Raise Your Hand
by Arleen M. Kaptur

There are so many issues in today's world that every person must choose a thousand times over what side they are on, who they prefer, what they want to eat, and where they will spend a week-end, to name just a few choices.

Sometimes we yearn for someone to tell us what to do and where to go, but in our hearts we know that we do relish the freedom, even though at times it does become oppressive. Even at a very early age, decision making is instilled in our children - what video do you want to watch, ketchup or mustard, blue or red, etc. There is an endless array of rearranging and reshaping almost every aspect of life so that it "fits" just perfectly into our scheme of things.

If everyone in the here and now are barraged with choices then why does everyone sit quietly by and let transgressions, errors, and omissions occur when they do have an input and they are part of the solution? Is it because at an early age parents taught the young "not to rock the boat" or "make waves." Could be - but this passiveness does not create solutions nor does it allow corrective change to take place. So what is the right road?

In every history book in school, it seems that countries, nations, and individuals have made mistakes, and we, the future generations, are suppose to learn from their mistakes. That is the legacy they left behind - a learning experience of what not to do, when not to wait, and where to put that period or question mark. Yet, as adults, as parents, as educators, and as "people", we hem, haw, and stagger. We don't let our ideals out just in case they may not agree with that of our neighbor, or worse yet, a bit of who we are may peek out. You certainly wouldn't want to invite a lawsuit by encroaching on someone else's feelings or beliefs; yet, in essence, your silence is doing just that. You are encroaching on your own freedom, your own opinion, and your own special gift to make a difference.

Whether you believe the government is making a wrong decision, your bank made an error on your checking account statement, or your school is not teaching your child the survival skills they need as an aspiring adult, by not saying anything you actually speak volumes.
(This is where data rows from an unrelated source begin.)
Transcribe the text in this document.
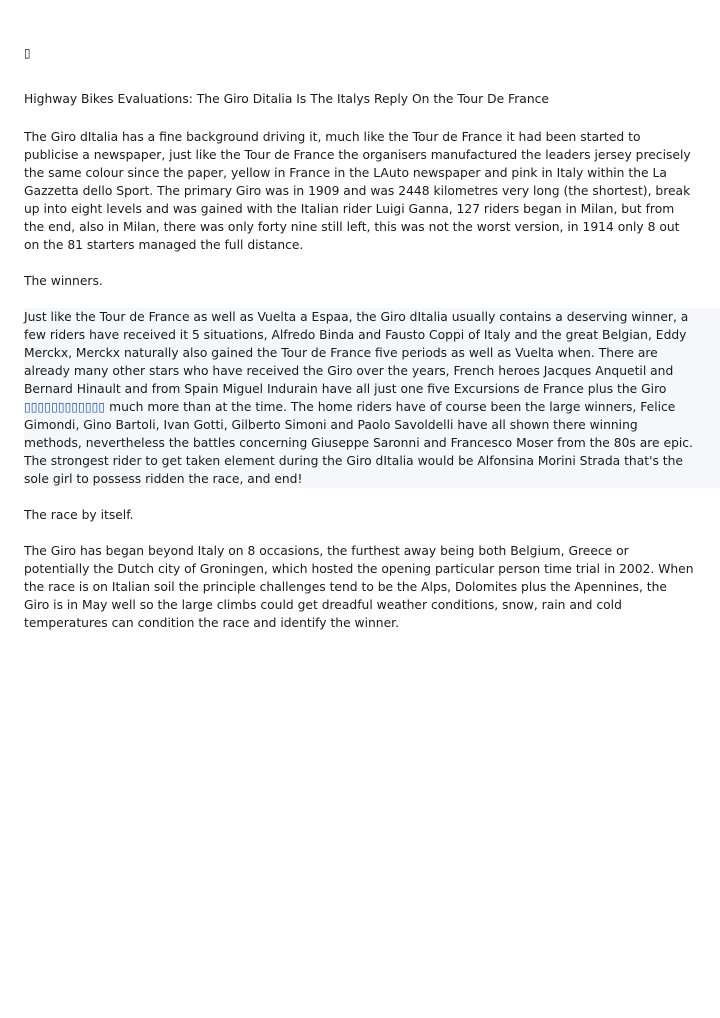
▯

Highway Bikes Evaluations: The Giro Ditalia Is The Italys Reply On the Tour De France

The Giro dItalia has a fine background driving it, much like the Tour de France it had been started to publicise a newspaper, just like the Tour de France the organisers manufactured the leaders jersey precisely the same colour since the paper, yellow in France in the LAuto newspaper and pink in Italy within the La Gazzetta dello Sport. The primary Giro was in 1909 and was 2448 kilometres very long (the shortest), break up into eight levels and was gained with the Italian rider Luigi Ganna, 127 riders began in Milan, but from the end, also in Milan, there was only forty nine still left, this was not the worst version, in 1914 only 8 out on the 81 starters managed the full distance.

The winners.

Just like the Tour de France as well as Vuelta a Espaa, the Giro dItalia usually contains a deserving winner, a few riders have received it 5 situations, Alfredo Binda and Fausto Coppi of Italy and the great Belgian, Eddy Merckx, Merckx naturally also gained the Tour de France five periods as well as Vuelta when. There are already many other stars who have received the Giro over the years, French heroes Jacques Anquetil and Bernard Hinault and from Spain Miguel Indurain have all just one five Excursions de France plus the Giro ▯▯▯▯▯▯▯▯▯▯▯▯ much more than at the time. The home riders have of course been the large winners, Felice Gimondi, Gino Bartoli, Ivan Gotti, Gilberto Simoni and Paolo Savoldelli have all shown there winning methods, nevertheless the battles concerning Giuseppe Saronni and Francesco Moser from the 80s are epic. The strongest rider to get taken element during the Giro dItalia would be Alfonsina Morini Strada that's the sole girl to possess ridden the race, and end!

The race by itself.

The Giro has began beyond Italy on 8 occasions, the furthest away being both Belgium, Greece or potentially the Dutch city of Groningen, which hosted the opening particular person time trial in 2002. When the race is on Italian soil the principle challenges tend to be the Alps, Dolomites plus the Apennines, the Giro is in May well so the large climbs could get dreadful weather conditions, snow, rain and cold temperatures can condition the race and identify the winner.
Your silence makes it known that the status quo is fine with you, and that you have no qualms about future decision by an administration, an agency, or a company.

You are served a bad meal, a product you paid for is inferior, or your state is punishing victims instead of criminals - the list is endless. If you are not one to speak openly - the pen is many times mightier then the sword; if you are shy, letting others use their rights to infringe on yours is paving the way for others to hide and run away from situations, and worse yet, future generations will read about "no comment" and take it to heart as more individuals and countries lose their basic human rights and so may some of your future relatives.

For your own sake - raise your hand, speak up, and throw that stone in and cause that ripple - it just may save countless others from unspeakable atrocities and might bring equality and good will a step closer to reality. What is the worst that can happen - others may hear you and, because of you, find the courage to take life and make it better for everyone. Now that is most definitely a loss we all can live with. ENJOY!